Request for Financial Assistance Application

OUR MISSION

For the Children, Inc. is a non-profit organization whose mission is to provide financial assistance to families with children in need of medical treatment outside their community.  We do not provide funding for medical treatment; rather we provide financial assistance for travel expenses to the treatment facilities.

All funding comes from private donations.  We strive to make sure our donations are utilized effectively and appropriately.  We appreciate your understanding as you fill out the application.

WHO CAN APPLY

To be eligible for funding, you and your child must meet the following requirements:

  • Child is 18 years old or younger.
  • Family resides in Montana.
  • Child custody is parent(s) or the legal guardian(s).
  • Treatment outside the area must be prescribed by a licensed physician. (Verification from your doctor may be requested.)
  • No other financial resources are available for family. (Proof of family income may be requested.)
  • Total household income not to exceed income guidelines using Healthy Montana Kids Income Chart.  Please refer to table below:

Household Size
(Children and Adults)

Annual Gross Household Income

Family of 2

$38,775

Family of 3

$48,825

Family of 4

$58,875

Family of 5

$68,925

Family of 6

$78,975

Family of 7

$89,025

Family of 8

$99,075

 

 APPLICATION DIRECTIONS

Please fill out the application and consent form.  If applying online, your application will be received immediately after you submit.  If you prefer by mail, print application and mail the form to:  For the Children, Inc.  P.O. Box 21, Whitefish, MT 59937.  Please note that all areas must be filled out in order to be reviewed.

Your application will be reviewed by a committee.  You should receive a response by mail within 30 days of applying.

We provide financial assistance on a reimbursement-basis based on receipts from your travel to your child’s medical treatment facility.  If you are approved, you must provide us receipts for your travel expenses in order to be compensated.  The dates on these receipts must match the days your child was in treatment.  We compensate up to $5,000 per child within his/her lifetime.

PLEASE NOTE:

  • We DO NOT pay for medical expenses.  Travel expenses only which is limited to transportation, lodging, and meals.
  • If your child is on Medicaid or HMK, we will only compensate for those expenses beyond what Medicaid or HMK will reimburse.
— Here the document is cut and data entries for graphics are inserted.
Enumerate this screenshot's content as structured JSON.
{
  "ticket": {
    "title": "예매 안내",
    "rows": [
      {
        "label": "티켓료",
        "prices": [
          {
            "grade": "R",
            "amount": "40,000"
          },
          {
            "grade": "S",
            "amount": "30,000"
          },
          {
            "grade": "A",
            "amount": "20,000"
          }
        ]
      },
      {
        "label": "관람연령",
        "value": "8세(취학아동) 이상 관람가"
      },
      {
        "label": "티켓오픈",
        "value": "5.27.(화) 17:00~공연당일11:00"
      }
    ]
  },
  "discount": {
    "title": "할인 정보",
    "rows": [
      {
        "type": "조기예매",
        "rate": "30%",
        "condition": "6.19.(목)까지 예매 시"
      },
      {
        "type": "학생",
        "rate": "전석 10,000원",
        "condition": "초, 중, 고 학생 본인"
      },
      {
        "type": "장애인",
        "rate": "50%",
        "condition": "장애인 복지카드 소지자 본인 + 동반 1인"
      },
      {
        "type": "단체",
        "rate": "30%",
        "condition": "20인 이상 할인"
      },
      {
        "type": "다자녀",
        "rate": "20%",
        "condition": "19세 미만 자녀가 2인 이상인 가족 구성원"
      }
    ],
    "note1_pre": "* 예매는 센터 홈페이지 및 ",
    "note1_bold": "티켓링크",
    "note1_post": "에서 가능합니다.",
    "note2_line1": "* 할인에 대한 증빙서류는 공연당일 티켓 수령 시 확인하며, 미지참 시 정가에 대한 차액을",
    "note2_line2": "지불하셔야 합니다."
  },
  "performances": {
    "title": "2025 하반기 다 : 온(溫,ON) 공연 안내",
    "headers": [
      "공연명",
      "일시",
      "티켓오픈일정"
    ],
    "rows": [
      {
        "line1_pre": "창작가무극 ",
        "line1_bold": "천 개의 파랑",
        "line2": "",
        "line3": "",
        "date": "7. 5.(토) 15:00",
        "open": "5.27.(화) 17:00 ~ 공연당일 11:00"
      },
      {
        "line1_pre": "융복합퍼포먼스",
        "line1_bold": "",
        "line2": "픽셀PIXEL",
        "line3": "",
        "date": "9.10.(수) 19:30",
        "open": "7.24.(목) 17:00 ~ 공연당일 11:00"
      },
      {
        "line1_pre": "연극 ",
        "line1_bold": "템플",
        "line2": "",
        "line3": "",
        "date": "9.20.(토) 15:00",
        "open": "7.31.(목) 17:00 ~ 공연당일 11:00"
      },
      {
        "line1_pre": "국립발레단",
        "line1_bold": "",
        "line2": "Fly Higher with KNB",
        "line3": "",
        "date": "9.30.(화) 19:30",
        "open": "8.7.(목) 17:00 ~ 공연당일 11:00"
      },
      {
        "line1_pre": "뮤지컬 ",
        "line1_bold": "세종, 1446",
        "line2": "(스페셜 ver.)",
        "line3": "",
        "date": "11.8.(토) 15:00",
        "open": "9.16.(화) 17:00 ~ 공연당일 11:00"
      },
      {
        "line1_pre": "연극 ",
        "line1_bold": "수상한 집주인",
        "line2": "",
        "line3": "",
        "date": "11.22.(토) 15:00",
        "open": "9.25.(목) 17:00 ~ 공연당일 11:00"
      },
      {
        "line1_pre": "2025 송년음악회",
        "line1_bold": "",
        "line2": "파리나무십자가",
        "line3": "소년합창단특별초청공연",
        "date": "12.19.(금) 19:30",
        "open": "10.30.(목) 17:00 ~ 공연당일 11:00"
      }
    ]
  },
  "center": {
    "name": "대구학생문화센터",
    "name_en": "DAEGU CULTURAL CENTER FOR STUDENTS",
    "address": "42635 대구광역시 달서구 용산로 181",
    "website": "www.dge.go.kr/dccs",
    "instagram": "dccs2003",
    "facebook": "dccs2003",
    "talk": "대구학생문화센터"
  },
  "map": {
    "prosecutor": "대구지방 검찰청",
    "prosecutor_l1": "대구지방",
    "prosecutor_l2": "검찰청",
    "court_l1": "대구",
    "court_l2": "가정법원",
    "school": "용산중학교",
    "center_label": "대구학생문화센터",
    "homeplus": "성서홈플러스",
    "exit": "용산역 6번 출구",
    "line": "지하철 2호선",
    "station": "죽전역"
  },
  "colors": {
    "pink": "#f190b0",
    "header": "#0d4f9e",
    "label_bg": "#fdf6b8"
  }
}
Please do not request reimbursement for expenses covered under Medicaid or HMK.  Failure to comply with this will result in a loss of current financial assistance and denial of future applications.
  • For the Children, Inc. has the right to refuse financial assistance at anytime.

 PROCESS

After your application is approved, you will be responsible for providing necessary documentation to obtain reimbursement for travel expenses for your child’s travel to a treatment facility.  You will need to submit the following after your travel:

  1. A copy of all receipts and the total expenses for one adult and one child you are requesting for reimbursement.  Bank and/or credit card statements will not be accepted.
  2. Financial assistance is based on standards guidelines that coincide with national per diem rates.  In providing estimates for travel, please note the following:
    • Transportation is based on car mileage to treatment city regardless of form of travel.
    • Lodging is based on average rates for the treatment city.  However, we are aware of many hotels that provide deep discounts for those seeking medical treatment.  We will request that you stay at one of these locations.  If you decide not to stay at a discounted location, we will only pay the rate of discounted location.
    • Meals are based on a per diem rate.  We provide financial assistance only for one adult and the child who is in need of medical care.  Chidren ages 12 and under will receive half the adult per diem rate.
  3. Please note that the following items will not be reimbursed:
    • Alcohol or Tobacco products.
    • Junk Food – potato chips (including Doritos, Cheetos, etc.), candy, chocolate, liters of soda, high energy drinks, etc.  A soft drink from a restaurant is acceptable.
    • Toiletries, diapers, and other incidentals.
  4. Travel Reimbursement Form – if your application is approved, you will receive this form. After your travel, fill out the form and attach all receipts to the back. Be sure to sign the form to verify that travel occurred for medical treatment reasons and that you did not receive other funding for these expenses. You will be expected to deduct any costs that are not approved for reimbursement. Failure to turn in receipts will result in loss of current financial assistance as well as any future requests.
  5. Mail form and receipts to: For the Children, Inc. P.O. Box 21, Whitefish, MT 59937. You should receive reimbursement within 30 days of mailing.